Devant le restaurant coréen, Théo hésite. Téléphone à l’oreille, cigarette à la main, pantalon camouflage orange vif. Choisir un plat devient un exercice d’équilibriste. Amanda est à l’autre bout du fil, patiente et lasse. Il suffirait de commander, mais Théo n’est pas de ceux qui décident à la légère. Le trottoir devient théâtre de ses indécisions.
Choisir, c’est renoncer. Et lui, il déteste renoncer. Alors il appelle. Encore. Pour être sûr. Parce qu’il y a ce resto coréen, là, juste devant. Mais… brochettes ou bol ? Poulet ou bœuf ? Piquant ou pas ? Il ne sait pas. Il ne sait jamais.
- « Ouais, t’es sûr que t’as pris le bœuf la dernière fois ? Et t’as pas eu mal au ventre, hein ? »
Sa main serre un mégot, ses jambes gigotent comme si attendre était un supplice physique.

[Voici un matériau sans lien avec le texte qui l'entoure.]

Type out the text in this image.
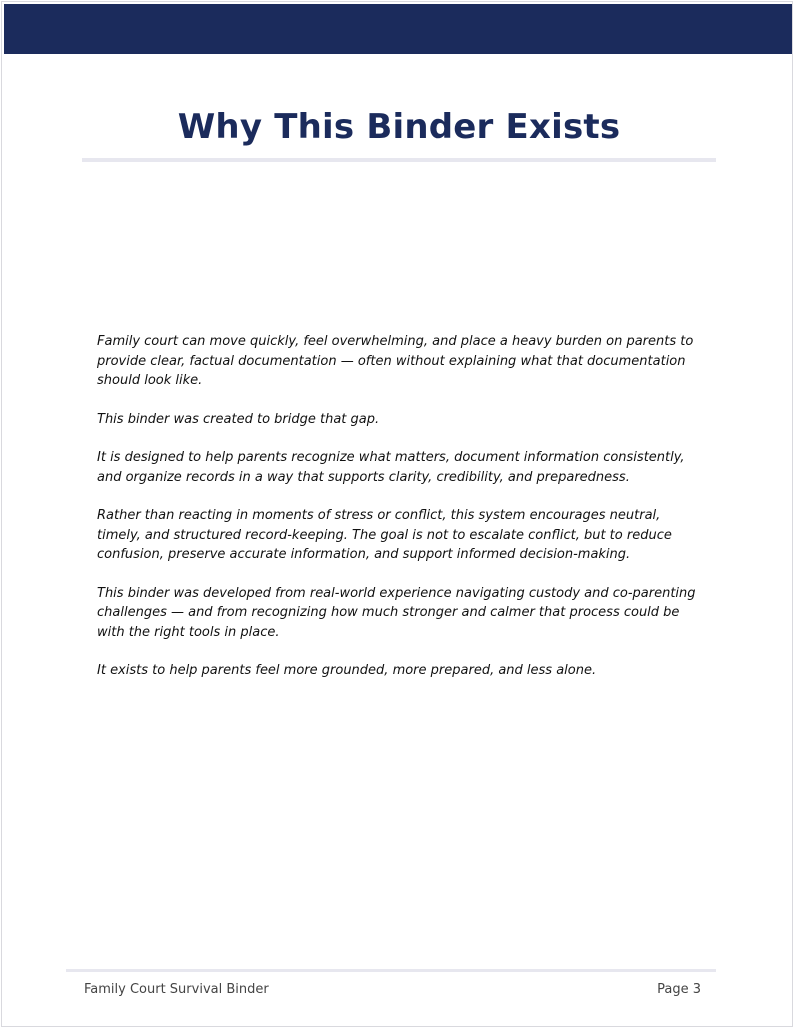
Why This Binder Exists

Family court can move quickly, feel overwhelming, and place a heavy burden on parents to provide clear, factual documentation — often without explaining what that documentation should look like.

This binder was created to bridge that gap.

It is designed to help parents recognize what matters, document information consistently, and organize records in a way that supports clarity, credibility, and preparedness.

Rather than reacting in moments of stress or conflict, this system encourages neutral, timely, and structured record-keeping. The goal is not to escalate conflict, but to reduce confusion, preserve accurate information, and support informed decision-making.

This binder was developed from real-world experience navigating custody and co-parenting challenges — and from recognizing how much stronger and calmer that process could be with the right tools in place.

It exists to help parents feel more grounded, more prepared, and less alone.

Family Court Survival Binder	Page 3
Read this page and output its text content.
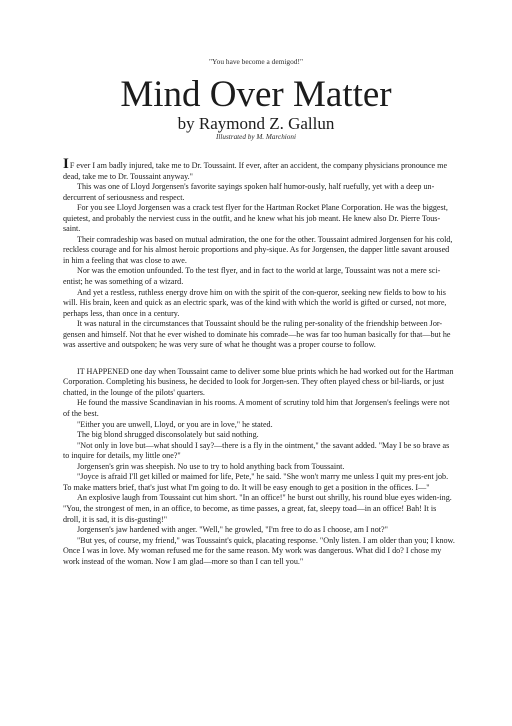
"You have become a demigod!"
Mind Over Matter
by Raymond Z. Gallun
Illustrated by M. Marchioni

IF ever I am badly injured, take me to Dr. Toussaint. If ever, after an accident, the company physicians pronounce me dead, take me to Dr. Toussaint anyway."

This was one of Lloyd Jorgensen's favorite sayings spoken half humor-ously, half ruefully, yet with a deep un-dercurrent of seriousness and respect.

For you see Lloyd Jorgensen was a crack test flyer for the Hartman Rocket Plane Corporation. He was the biggest, quietest, and probably the nerviest cuss in the outfit, and he knew what his job meant. He knew also Dr. Pierre Tous-saint.

Their comradeship was based on mutual admiration, the one for the other. Toussaint admired Jorgensen for his cold, reckless courage and for his almost heroic proportions and phy-sique. As for Jorgensen, the dapper little savant aroused in him a feeling that was close to awe.

Nor was the emotion unfounded. To the test flyer, and in fact to the world at large, Toussaint was not a mere sci-entist; he was something of a wizard.

And yet a restless, ruthless energy drove him on with the spirit of the con-queror, seeking new fields to bow to his will. His brain, keen and quick as an electric spark, was of the kind with which the world is gifted or cursed, not more, perhaps less, than once in a century.

It was natural in the circumstances that Toussaint should be the ruling per-sonality of the friendship between Jor-gensen and himself. Not that he ever wished to dominate his comrade—he was far too human basically for that—but he was assertive and outspoken; he was very sure of what he thought was a proper course to follow.

IT HAPPENED one day when Toussaint came to deliver some blue prints which he had worked out for the Hartman Corporation. Completing his business, he decided to look for Jorgen-sen. They often played chess or bil-liards, or just chatted, in the lounge of the pilots' quarters.

He found the massive Scandinavian in his rooms. A moment of scrutiny told him that Jorgensen's feelings were not of the best.

"Either you are unwell, Lloyd, or you are in love," he stated.

The big blond shrugged disconsolately but said nothing.

"Not only in love but—what should I say?—there is a fly in the ointment," the savant added. "May I be so brave as to inquire for details, my little one?"

Jorgensen's grin was sheepish. No use to try to hold anything back from Toussaint.

"Joyce is afraid I'll get killed or maimed for life, Pete," he said. "She won't marry me unless I quit my pres-ent job. To make matters brief, that's just what I'm going to do. It will be easy enough to get a position in the offices. I—"

An explosive laugh from Toussaint cut him short. "In an office!" he burst out shrilly, his round blue eyes widen-ing. "You, the strongest of men, in an office, to become, as time passes, a great, fat, sleepy toad—in an office! Bah! It is droll, it is sad, it is dis-gusting!"

Jorgensen's jaw hardened with anger. "Well," he growled, "I'm free to do as I choose, am I not?"

"But yes, of course, my friend," was Toussaint's quick, placating response. "Only listen. I am older than you; I know. Once I was in love. My woman refused me for the same reason. My work was dangerous. What did I do? I chose my work instead of the woman. Now I am glad—more so than I can tell you."
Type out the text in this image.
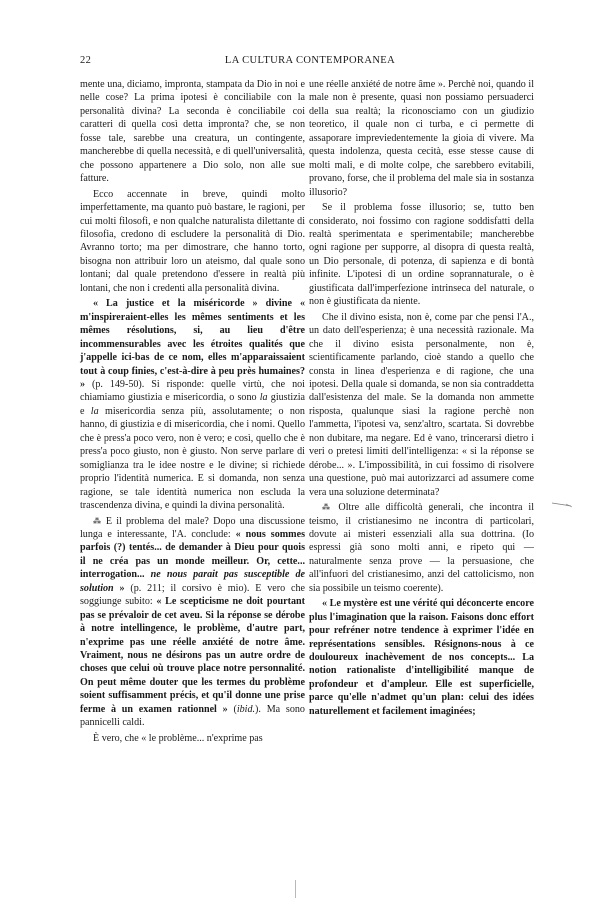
22	LA CULTURA CONTEMPORANEA

mente una, diciamo, impronta, stampata da Dio in noi e nelle cose? La prima ipotesi è conciliabile con la personalità divina? La seconda è conciliabile coi caratteri di quella così detta impronta? che, se non fosse tale, sarebbe una creatura, un contingente, mancherebbe di quella necessità, e di quell'universalità, che possono appartenere a Dio solo, non alle sue fatture.

Ecco accennate in breve, quindi molto imperfettamente, ma quanto può bastare, le ragioni, per cui molti filosofi, e non qualche naturalista dilettante di filosofia, credono di escludere la personalità di Dio. Avranno torto; ma per dimostrare, che hanno torto, bisogna non attribuir loro un ateismo, dal quale sono lontani; dal quale pretendono d'essere in realtà più lontani, che non i credenti alla personalità divina.

« La justice et la miséricorde » divine « m'inspireraient-elles les mêmes sentiments et les mêmes résolutions, si, au lieu d'être incommensurables avec les étroites qualités que j'appelle ici-bas de ce nom, elles m'apparaissaient tout à coup finies, c'est-à-dire à peu près humaines? » (p. 149-50). Si risponde: quelle virtù, che noi chiamiamo giustizia e misericordia, o sono la giustizia e la misericordia senza più, assolutamente; o non hanno, di giustizia e di misericordia, che i nomi. Quello che è press'a poco vero, non è vero; e così, quello che è press'a poco giusto, non è giusto. Non serve parlare di somiglianza tra le idee nostre e le divine; si richiede proprio l'identità numerica. E si domanda, non senza ragione, se tale identità numerica non escluda la trascendenza divina, e quindi la divina personalità.

⁂ E il problema del male? Dopo una discussione lunga e interessante, l'A. conclude: « nous sommes parfois (?) tentés... de demander à Dieu pour quois il ne créa pas un monde meilleur. Or, cette... interrogation... ne nous parait pas susceptible de solution » (p. 211; il corsivo è mio). E vero che soggiunge subito: « Le scepticisme ne doit pourtant pas se prévaloir de cet aveu. Si la réponse se dérobe à notre intellingence, le problème, d'autre part, n'exprime pas une réelle anxiété de notre âme. Vraiment, nous ne désirons pas un autre ordre de choses que celui où trouve place notre personnalité. On peut même douter que les termes du problème soient suffisamment précis, et qu'il donne une prise ferme à un examen rationnel » (ibid.). Ma sono pannicelli caldi.

È vero, che « le problème... n'exprime pas

une réelle anxiété de notre âme ». Perchè noi, quando il male non è presente, quasi non possiamo persuaderci della sua realtà; la riconosciamo con un giudizio teoretico, il quale non ci turba, e ci permette di assaporare impreviedentemente la gioia di vivere. Ma questa indolenza, questa cecità, esse stesse cause di molti mali, e di molte colpe, che sarebbero evitabili, provano, forse, che il problema del male sia in sostanza illusorio?

Se il problema fosse illusorio; se, tutto ben considerato, noi fossimo con ragione soddisfatti della realtà sperimentata e sperimentabile; mancherebbe ogni ragione per supporre, al disopra di questa realtà, un Dio personale, di potenza, di sapienza e di bontà infinite. L'ipotesi di un ordine soprannaturale, o è giustificata dall'imperfezione intrinseca del naturale, o non è giustificata da niente.

Che il divino esista, non è, come par che pensi l'A., un dato dell'esperienza; è una necessità razionale. Ma che il divino esista personalmente, non è, scientificamente parlando, cioè stando a quello che consta in linea d'esperienza e di ragione, che una ipotesi. Della quale si domanda, se non sia contraddetta dall'esistenza del male. Se la domanda non ammette risposta, qualunque siasi la ragione perchè non l'ammetta, l'ipotesi va, senz'altro, scartata. Si dovrebbe non dubitare, ma negare. Ed è vano, trincerarsi dietro i veri o pretesi limiti dell'intelligenza: « si la réponse se dérobe... ». L'impossibilità, in cui fossimo di risolvere una questione, può mai autorizzarci ad assumere come vera una soluzione determinata?

⁂ Oltre alle difficoltà generali, che incontra il teismo, il cristianesimo ne incontra di particolari, dovute ai misteri essenziali alla sua dottrina. (Io espressi già sono molti anni, e ripeto qui — naturalmente senza prove — la persuasione, che all'infuori del cristianesimo, anzi del cattolicismo, non sia possibile un teismo coerente).

« Le mystère est une vérité qui déconcerte encore plus l'imagination que la raison. Faisons donc effort pour refréner notre tendence à exprimer l'idée en représentations sensibles. Résignons-nous à ce douloureux inachèvement de nos concepts... La notion rationaliste d'intelligibilité manque de profondeur et d'ampleur. Elle est superficielle, parce qu'elle n'admet qu'un plan: celui des idées naturellement et facilement imaginées;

Un œil sur l’affiche, un autre sur son écran. Il n’a même pas vu qu’il gêne le passage. Ni que la fille en jupe cuir l’a frôlé avec un regard agacé. Il vit dans un monde où tout est urgent, même les détails futiles. Le type qui n’arrive jamais à déjeuner seul sans faire un appel. Pas tant pour le conseil que pour le soulagement de ne pas décider seul.
[Théo, téléphone à l’oreille, fixe le panneau du restaurant coréen] - Bon… alors… attends, t’as deux minutes là ? Je suis devant le Kiwa. BBQ coréen. C’est des brochettes. Enfin, je crois.
[Amanda, à l’autre bout du fil] - Tu m’as déjà appelé trois fois ce midi, Théo. Choisis quelque chose.
- Non mais attends ! Y’a du bœuf, du poulet, du porc mariné… et c’est écrit “à partir de 8 €”, donc ça peut monter. J’ai que 12 sur moi. Et j’ai oublié ma carte.
- Tu prends les brochettes au bœuf. Avec du riz. Et tu bois de l’eau. Voilà. Problème réglé
- Mais si c’est épicé ? Tu sais que j’ai eu une réaction avec le kimchi, une fois.
- Théo. Mange. Respire. Et arrête de t’inventer des allergies à chaque déjeuner.
[Il tire sur sa clope, regarde nerveusement autour] - OK. Mais j’aurais préféré qu’on commande ensemble. C’est nul de manger tout seul. Je me sens jugé par les serveurs.
- Tu te sens jugé partout, même dans l’ascenseur. Allez, courage. Et prends-moi un truc au passage si tu veux te faire pardonner.
[Il raccroche, soupire, entre d’un pas hésitant dans le restaurant.]
À l’intérieur du restaurant, Théo entre un peu raide, mal à l’aise. Il repère d’un œil inquiet les autres clients, jette un coup d’œil rapide aux tables, puis s’approche du comptoir.
- Bonjour monsieur, sur place ou à emporter ? demande le serveur.
- Euh… à emporter. Les brochettes bœuf, s’il vous plaît.
- Très bien. Vous les voulez nature, sauce soja sucrée, ou bien épicées façon gochujang ? Et avec ça, riz blanc, riz sauté à l’œuf, ou nouilles sautées ?
Théo reste figé. Il n’avait pas prévu autant d’options.
- Euh… Attendez… c’est… c’est quoi la troisième sauce déjà ?
- Gochujang. C’est un piment fermenté, sucré-salé. Très bon, mais un peu relevé.
Théo se gratte la tempe. Il sort son téléphone, le lève vers son oreille, puis le repose. Amanda ne répond pas. Forcément.
- Bon. Euh… sauce soja sucrée. Et riz blanc. Enfin non. Riz sauté… Non, blanc. Riz blanc, allez.
Le serveur acquiesce.
- Et pour votre amie ?
- Mon… ah oui. Elle veut… je sais pas. Vous avez quoi comme plat végétarien pas trop bizarre ?
Le serveur, imperturbable, attrape un menu et commence à énumérer.
- Bibimbap aux légumes, japchae, tofu croustillant au sésame, galettes de patate douce coréenne, salade de concombre au vinaigre de riz…
Théo ferme les yeux une seconde. Il aurait dû aller au supermarché. Mais c’est trop tard maintenant.
- Prenez… le tofu croustillant. Avec… surprise. C’est bien la surprise, non ?
Le serveur hoche la tête et s’éloigne. Théo s’appuie contre le mur. Il a survécu. Pour l’instant.